Question: Can anyone remember the last time a Jesuit inquired after the state of your soul?

“… Liberation theologians were the ones who finally succeeded in giving all those airy concepts of Teilhard de Chardin a practical meaning. But that would have been little use among the ordinary masses of believers, had the new “theologians” not succeeded also in transposing the meaning of all the key terms used to convey the basic truths and teachings of traditional Roman Catholicism. In their writings, you can see the quick, skillful way in which it was done.


The Church became the “people of God”, not the hierarchic Church of Rome. Sin is not primarily personal; it is social and almost exclusively the injustice and oppression due to capitalism. Mary the Virgin is the mother of a revolutionary Jesus—indeed of all revolutionaries seeking to overthrow capitalism. The Kingdom of God is the socialist state from which capitalist oppression has been eliminated. Priesthood is either the service given by an individual (the priest) who builds up socialism, or it is “the people of God” as it worships according to its like. The list of such adopted Catholic expressions is as long as you like. For each and every Catholic term about piety, belief, asceticism, and theology is taken over by Liberation Theologians.

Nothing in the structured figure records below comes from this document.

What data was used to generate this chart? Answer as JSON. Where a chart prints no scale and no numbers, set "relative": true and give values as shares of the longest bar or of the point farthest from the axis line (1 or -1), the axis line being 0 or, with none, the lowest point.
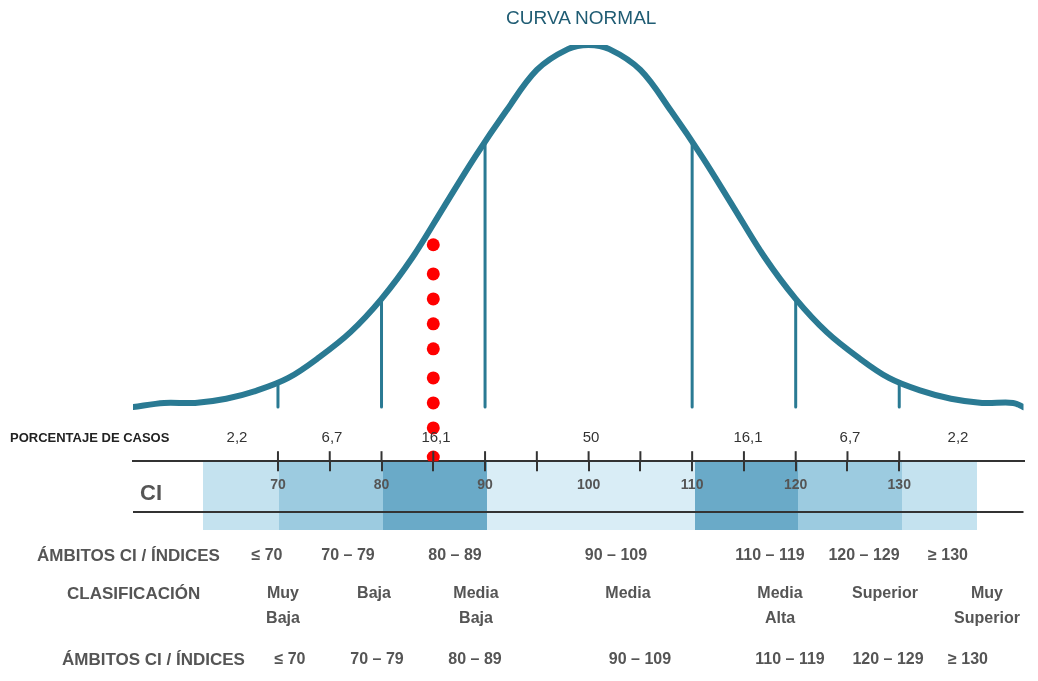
{
  "chart_data": {
    "type": "line",
    "title": "CURVA NORMAL",
    "xlabel": "CI",
    "relative": true,
    "xlim": [
      56,
      142
    ],
    "xticks": [
      70,
      {
        "value": 75,
        "label": null
      },
      80,
      {
        "value": 85,
        "label": null
      },
      90,
      {
        "value": 95,
        "label": null
      },
      100,
      {
        "value": 105,
        "label": null
      },
      110,
      {
        "value": 115,
        "label": null
      },
      120,
      {
        "value": 125,
        "label": null
      },
      130
    ],
    "series": [
      {
        "color": "#2a7a93",
        "x": [
          56,
          59,
          62,
          65,
          68,
          71,
          74,
          77,
          80,
          83,
          86,
          89,
          92,
          95,
          98,
          100,
          102,
          105,
          108,
          111,
          114,
          117,
          120,
          123,
          126,
          129,
          132,
          135,
          138,
          141,
          142
        ],
        "values": [
          0.13,
          0.14,
          0.14,
          0.15,
          0.17,
          0.2,
          0.25,
          0.31,
          0.39,
          0.49,
          0.61,
          0.73,
          0.84,
          0.94,
          0.99,
          1,
          0.99,
          0.94,
          0.84,
          0.73,
          0.61,
          0.49,
          0.39,
          0.31,
          0.25,
          0.2,
          0.17,
          0.15,
          0.14,
          0.14,
          0.13
        ]
      },
      {
        "color": "#2a7a93",
        "x": [
          70,
          70
        ],
        "values": [
          0.13,
          0.19
        ]
      },
      {
        "color": "#2a7a93",
        "x": [
          80,
          80
        ],
        "values": [
          0.13,
          0.39
        ]
      },
      {
        "color": "#2a7a93",
        "x": [
          90,
          90
        ],
        "values": [
          0.13,
          0.77
        ]
      },
      {
        "color": "#2a7a93",
        "x": [
          110,
          110
        ],
        "values": [
          0.13,
          0.77
        ]
      },
      {
        "color": "#2a7a93",
        "x": [
          120,
          120
        ],
        "values": [
          0.13,
          0.39
        ]
      },
      {
        "color": "#2a7a93",
        "x": [
          130,
          130
        ],
        "values": [
          0.13,
          0.19
        ]
      },
      {
        "type": "scatter",
        "marker": "circle",
        "color": "#ff0000",
        "x": [
          85,
          85,
          85,
          85,
          85,
          85,
          85,
          85,
          85
        ],
        "values": [
          0.52,
          0.45,
          0.39,
          0.33,
          0.27,
          0.2,
          0.14,
          0.08,
          0.01
        ]
      }
    ],
    "annotations": [
      "PORCENTAJE DE CASOS",
      "2,2",
      "6,7",
      "16,1",
      "50",
      "16,1",
      "6,7",
      "2,2",
      "ÁMBITOS CI / ÍNDICES",
      "≤ 70",
      "70 – 79",
      "80 – 89",
      "90 – 109",
      "110 – 119",
      "120 – 129",
      "≥ 130",
      "CLASIFICACIÓN",
      "Muy\nBaja",
      "Baja",
      "Media\nBaja",
      "Media",
      "Media\nAlta",
      "Superior",
      "Muy\nSuperior",
      "ÁMBITOS CI / ÍNDICES",
      "≤ 70",
      "70 – 79",
      "80 – 89",
      "90 – 109",
      "110 – 119",
      "120 – 129",
      "≥ 130"
    ]
  }
}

The refinement of such co-opted terms permits grinning twists and ugly distortions of Roman Catholicism…ultimately, however, such use of Roman Catholic vocabulary, laden as it is with deep attraction for the faithful, provided an otherwise unattainable legitimacy for a this-worldly blueprint for the future. Cleverly used, the new “theological lexicon” nor only justifies but mandates the use of any means—including armed violence, torture, and violation of human rights, deception and deep alliances with professedly atheistic and anti-religious forces…”

Malachi Martin
The Jesuits
The Society of Jesus and the Betrayal of the Roman Catholic Church

Anonymous said...

"Can anyone remember the last time a Jesuit inquired after the state of your soul?"

Yeah, at Mass today.

"Statistics can be used to mislead"

So can bloggers who don't mention state & local taxes, S.S. taxes, & sales taxes. The "have nots" pay all those taxes. Compared to the Golden 1950s (and other developed countries) the rich don't pay much in taxes at all. They take from taxes quite a bit (use of court system, roads, employees educated in public schools). Ask Mittens Romney.

Anonymous said...

Anonymous above, you're a typical reactionary lib who doesn't read any farther than what presses your buttons. The first poster mentioned all those various taxes, which you implied he omitted, in his second paragraph.

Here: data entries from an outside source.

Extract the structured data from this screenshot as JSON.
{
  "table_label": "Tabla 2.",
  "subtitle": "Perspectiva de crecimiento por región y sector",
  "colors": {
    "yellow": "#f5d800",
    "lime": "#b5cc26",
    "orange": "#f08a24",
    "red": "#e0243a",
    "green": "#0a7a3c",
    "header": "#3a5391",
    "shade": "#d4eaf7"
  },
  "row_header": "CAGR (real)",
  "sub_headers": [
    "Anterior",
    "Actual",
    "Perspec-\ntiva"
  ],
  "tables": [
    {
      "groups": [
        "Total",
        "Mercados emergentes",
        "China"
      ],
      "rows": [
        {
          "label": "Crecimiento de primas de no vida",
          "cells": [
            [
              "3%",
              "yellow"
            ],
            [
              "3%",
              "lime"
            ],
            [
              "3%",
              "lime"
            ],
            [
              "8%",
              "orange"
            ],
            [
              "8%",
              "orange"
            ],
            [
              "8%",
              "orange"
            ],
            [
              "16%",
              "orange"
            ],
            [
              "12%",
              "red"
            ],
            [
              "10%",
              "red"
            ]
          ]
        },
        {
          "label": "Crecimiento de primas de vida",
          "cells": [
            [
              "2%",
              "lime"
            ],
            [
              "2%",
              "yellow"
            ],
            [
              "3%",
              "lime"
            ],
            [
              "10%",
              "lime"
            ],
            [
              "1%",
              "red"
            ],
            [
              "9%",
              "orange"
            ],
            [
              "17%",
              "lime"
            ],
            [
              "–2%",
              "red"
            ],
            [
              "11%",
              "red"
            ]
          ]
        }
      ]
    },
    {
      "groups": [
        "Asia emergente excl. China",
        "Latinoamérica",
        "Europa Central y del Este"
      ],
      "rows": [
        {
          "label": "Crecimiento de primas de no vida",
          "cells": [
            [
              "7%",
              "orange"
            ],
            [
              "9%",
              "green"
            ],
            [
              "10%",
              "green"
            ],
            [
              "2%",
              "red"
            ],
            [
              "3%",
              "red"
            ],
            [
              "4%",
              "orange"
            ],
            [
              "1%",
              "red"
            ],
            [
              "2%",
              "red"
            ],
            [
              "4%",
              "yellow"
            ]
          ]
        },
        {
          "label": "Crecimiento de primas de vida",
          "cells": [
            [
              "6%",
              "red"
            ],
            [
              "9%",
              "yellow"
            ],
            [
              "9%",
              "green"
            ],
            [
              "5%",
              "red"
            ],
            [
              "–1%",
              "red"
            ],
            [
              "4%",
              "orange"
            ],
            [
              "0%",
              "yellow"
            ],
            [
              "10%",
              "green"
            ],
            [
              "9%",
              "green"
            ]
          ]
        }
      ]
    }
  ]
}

By the way, the wealthy pay a staggering amount of tax. The top 10% pay approximately 70% of the income taxes. So spare us the "pay their fair share" crybaby, veiled Marxist redistributionist crap, which has no basis in Christianity. Your entitlement, class warfare, statist, redistributionist mentality will undo the greatest country on earth and produce countless suffering when the society and economy collapse because market incentives have been destroyed and there's no more wealth to confiscate and redistribute.

Anonymous said...

Hey Mr. 5 p.m.--so much for "respectful and thoughtful comments"!

Once you're properly medicated please do a little reading about taxes, who pays them & who benefits from our publicly-funded infrastructure, and the ways that the super rich dodge taxes.

Oh, I forgot property taxes in my list of the taxes the "have nots" pay.